«И я смотрю и вижу, и поэтому скорбен. И я не верю, чтобы кто-нибудь еще из вас таскал в себе это горчайшее месиво; из чего это месиво — сказать затруднительно, да вы все равно не поймете, но больше всего в нем „скорби“ и „страха“. Назовем хоть так. Вот: „скорби“ и „страха“ больше всего, и еще немоты. И каждый день, с утра, „мое прекрасное сердце“ источает этот настой и купается в нем до вечера. У других, я знаю, у других это случается, если кто-нибудь вдруг умрет, если самое необходимое существо на свете вдруг умрет. Но у меня-то ведь это вечно! — хоть это-то поймите.
Как же не быть мне скучным и как же не пить кубанскую? Я это право заслужил. Я знаю лучше, чем вы, что „мировая скорбь“ — не фикция, пущенная в оборот старыми литераторами, потому что я сам ношу ее в себе и знаю, что это такое, и не хочу этого скрывать. Надо привыкнуть смело, в глаза людям, говорить о своих достоинствах. Кому же, как не нам самим, знать, до какой степени мы хороши?
К примеру: вы видели „Неутешное горе“ Крамского? Ну конечно, видели. Так вот, если бы у нее, у этой оцепеневшей княгини или боярыни, какая-нибудь кошка уронила бы в ту минуту на пол что-нибудь такое — ну, фиал из севрского фарфора, — или, положим, разорвала бы в клочки какой-нибудь пеньюар немыслимой цены, — что ж она? стала бы суматошиться и плескать руками? Никогда бы не стала, потому что все это для нее вздор, потому что на день или на три, но теперь она „выше всяких пеньюаров и кошек и всякого севра“!
Ну, так как же?
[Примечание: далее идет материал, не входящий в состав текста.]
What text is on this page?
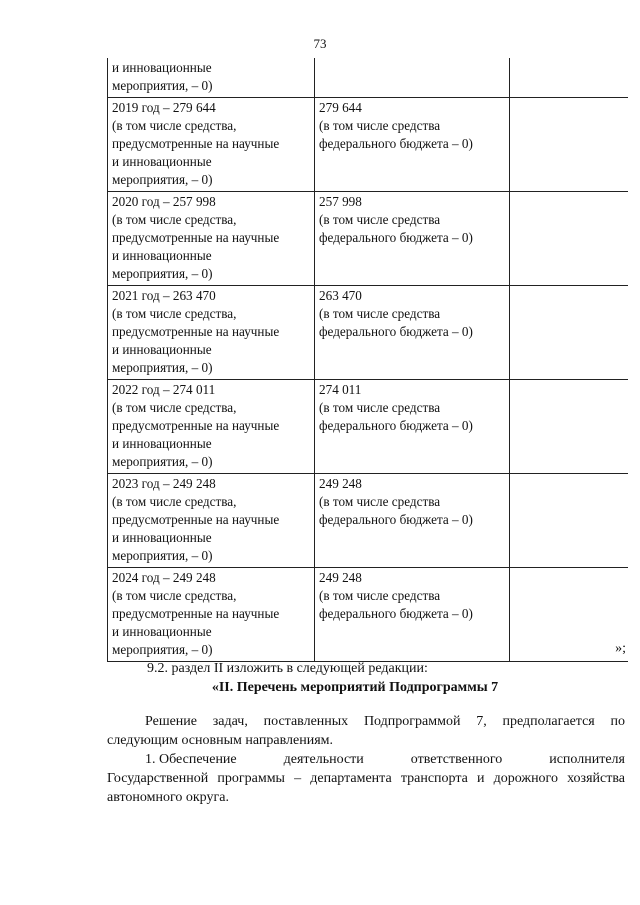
73
и инновационные
мероприятия, – 0)		

2019 год – 279 644
(в том числе средства,
предусмотренные на научные
и инновационные
мероприятия, – 0)	279 644
(в том числе средства
федерального бюджета – 0)	

2020 год – 257 998
(в том числе средства,
предусмотренные на научные
и инновационные
мероприятия, – 0)	257 998
(в том числе средства
федерального бюджета – 0)	

2021 год – 263 470
(в том числе средства,
предусмотренные на научные
и инновационные
мероприятия, – 0)	263 470
(в том числе средства
федерального бюджета – 0)	

2022 год – 274 011
(в том числе средства,
предусмотренные на научные
и инновационные
мероприятия, – 0)	274 011
(в том числе средства
федерального бюджета – 0)	

2023 год – 249 248
(в том числе средства,
предусмотренные на научные
и инновационные
мероприятия, – 0)	249 248
(в том числе средства
федерального бюджета – 0)	

2024 год – 249 248
(в том числе средства,
предусмотренные на научные
и инновационные
мероприятия, – 0)	249 248
(в том числе средства
федерального бюджета – 0)	

»;
9.2. раздел II изложить в следующей редакции:
«II. Перечень мероприятий Подпрограммы 7
Решение задач, поставленных Подпрограммой 7, предполагается по следующим основным направлениям.
1. Обеспечение	деятельности	ответственного	исполнителя
Государственной программы – департамента транспорта и дорожного хозяйства автономного округа.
Скучна эта княгиня? — Она невозможно скучна и еще бы не была скучна! Она легкомысленна? — В высшей степени легкомысленна!»
Это и есть настоящее горе, настолько сильно поразившее Крамского. Первый набросок он сделал в день трагедии. Жутко представить, сколько нужно сил, чтобы в такой ситуации остаться верным долгу и начать писать. И картина Крамского по-настоящему пугает. Рядом с ней становится неуютно. Кажется, что вдруг попал на похороны, и хочется оттуда побыстрее скрыться.
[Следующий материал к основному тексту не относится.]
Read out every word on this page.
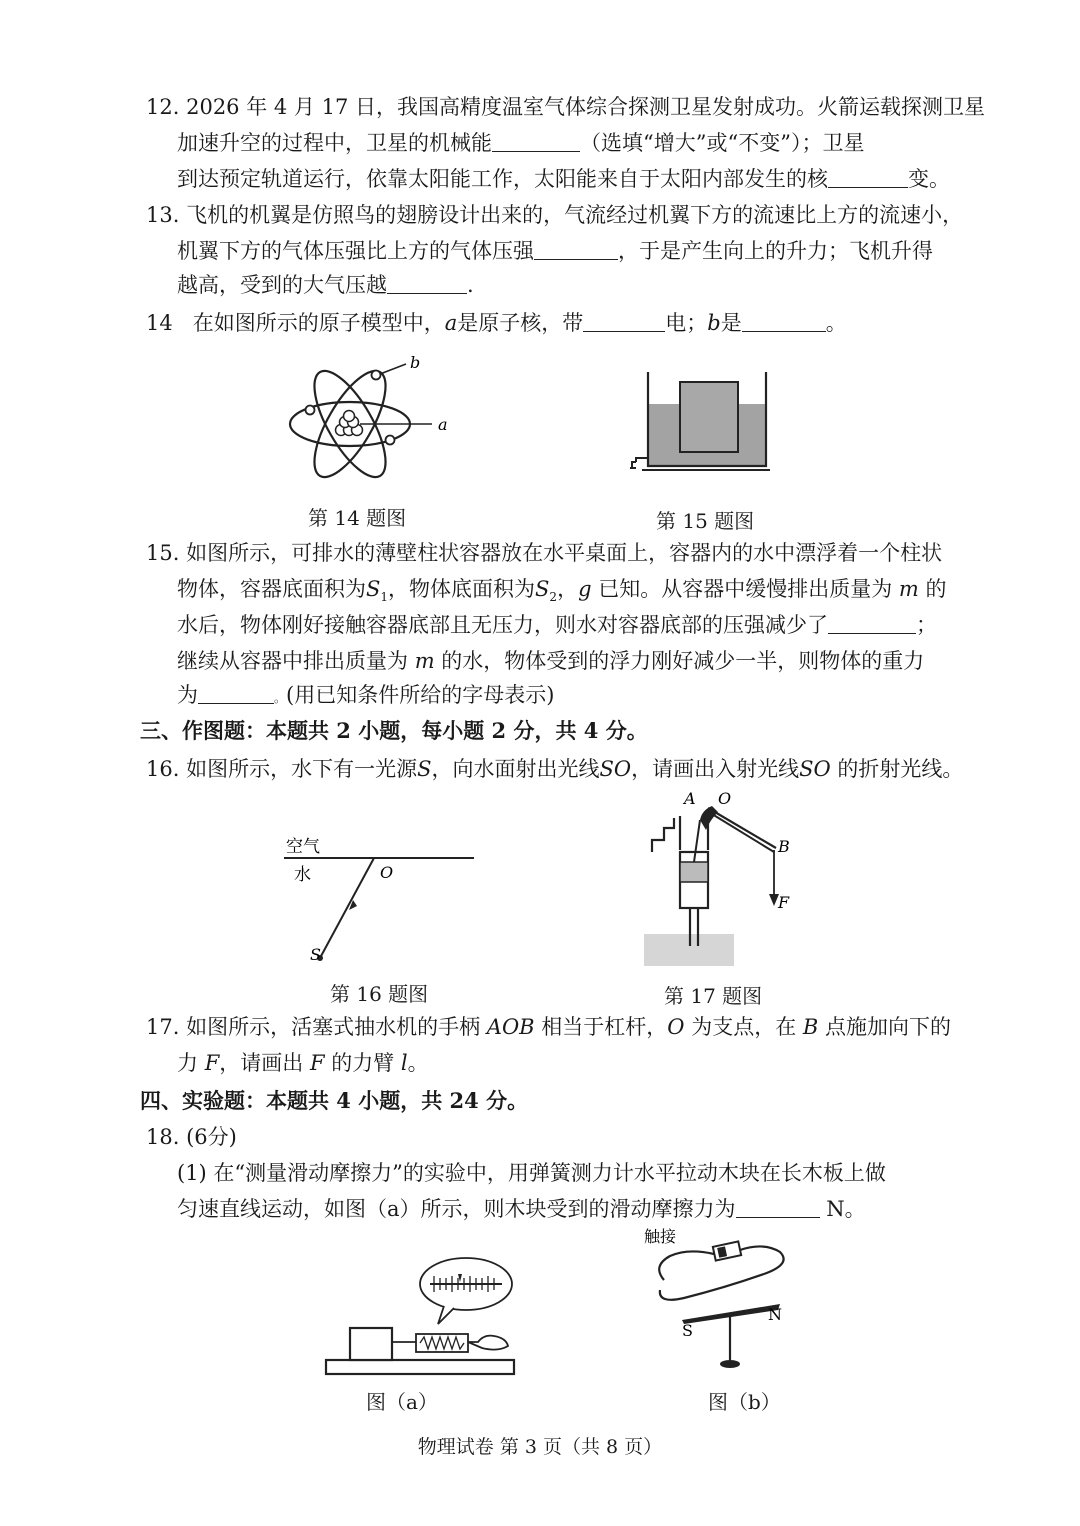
12. 2026 年 4 月 17 日，我国高精度温室气体综合探测卫星发射成功。火箭运载探测卫星
加速升空的过程中，卫星的机械能	（选填“增大”或“不变”）；卫星
到达预定轨道运行，依靠太阳能工作，太阳能来自于太阳内部发生的核	变。
13. 飞机的机翼是仿照鸟的翅膀设计出来的，气流经过机翼下方的流速比上方的流速小，
机翼下方的气体压强比上方的气体压强	，于是产生向上的升力；飞机升得
越高，受到的大气压越	.
14 在如图所示的原子模型中，a是原子核，带	电；b是	。
a
b
第 14 题图	第 15 题图
15. 如图所示，可排水的薄壁柱状容器放在水平桌面上，容器内的水中漂浮着一个柱状
物体，容器底面积为$S_1$，物体底面积为$S_2$，g 已知。从容器中缓慢排出质量为 m 的
水后，物体刚好接触容器底部且无压力，则水对容器底部的压强减少了	；
继续从容器中排出质量为 m 的水，物体受到的浮力刚好减少一半，则物体的重力
为	。(用已知条件所给的字母表示)
三、作图题：本题共 2 小题，每小题 2 分，共 4 分。
16. 如图所示，水下有一光源S，向水面射出光线SO，请画出入射光线SO 的折射光线。
空气
水	O
S
第 16 题图
A O
B
F
第 17 题图
17. 如图所示，活塞式抽水机的手柄 AOB 相当于杠杆，O 为支点，在 B 点施加向下的
力 F，请画出 F 的力臂 l。
四、实验题：本题共 4 小题，共 24 分。
18. (6分)
(1) 在“测量滑动摩擦力”的实验中，用弹簧测力计水平拉动木块在长木板上做
匀速直线运动，如图（a）所示，则木块受到的滑动摩擦力为	N。
图（a）
触接
S
N
图（b）
物理试卷 第 3 页（共 8 页）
Слишком достоверно, слишком много боли. Это почти фотографическое изображение буквально проламывает четвертую стену.
И последняя деталь — красный отсвет за дверью. В него упирается взгляд зрителя. И кажется, что это зарево пожара, в котором сгорают человеческие надежды и устремления. Бежать некуда. Это клетка. Горе ведь — неутешное.
Глава 5
Легкость и тяжесть
«Девочка на шаре» и «Герника»Пабло ПикассоПомню, когда я впервые оказался в Испании около двадцати лет назад, один знающий человек рассказал мне о достоинствах корриды. В прошлом он сам был матадором, и больше всего из рассказа мне запомнилось описание первых выступлений молодых бойцов. Их еще никто не знает, им нужно впечатлить публику, нужно рисковать. Эти выступления всегда самые опасные и одновременно самые яркие.
Жизнь и творчество Пабло Пикассо, несмотря на огромное количество написанных им картин, связываются в моем сознании прежде всего с двумя его работами. Это «Девочка на шаре» и «Герника» — два главных «сражения» мастера. Два шедевра, которые навсегда останутся в истории искусства. Первая картина — битва юного матадора, которому нужно показать все, на что он способен. Вторая — бой зрелого воина, поражающего красотой своих отточенных приемов.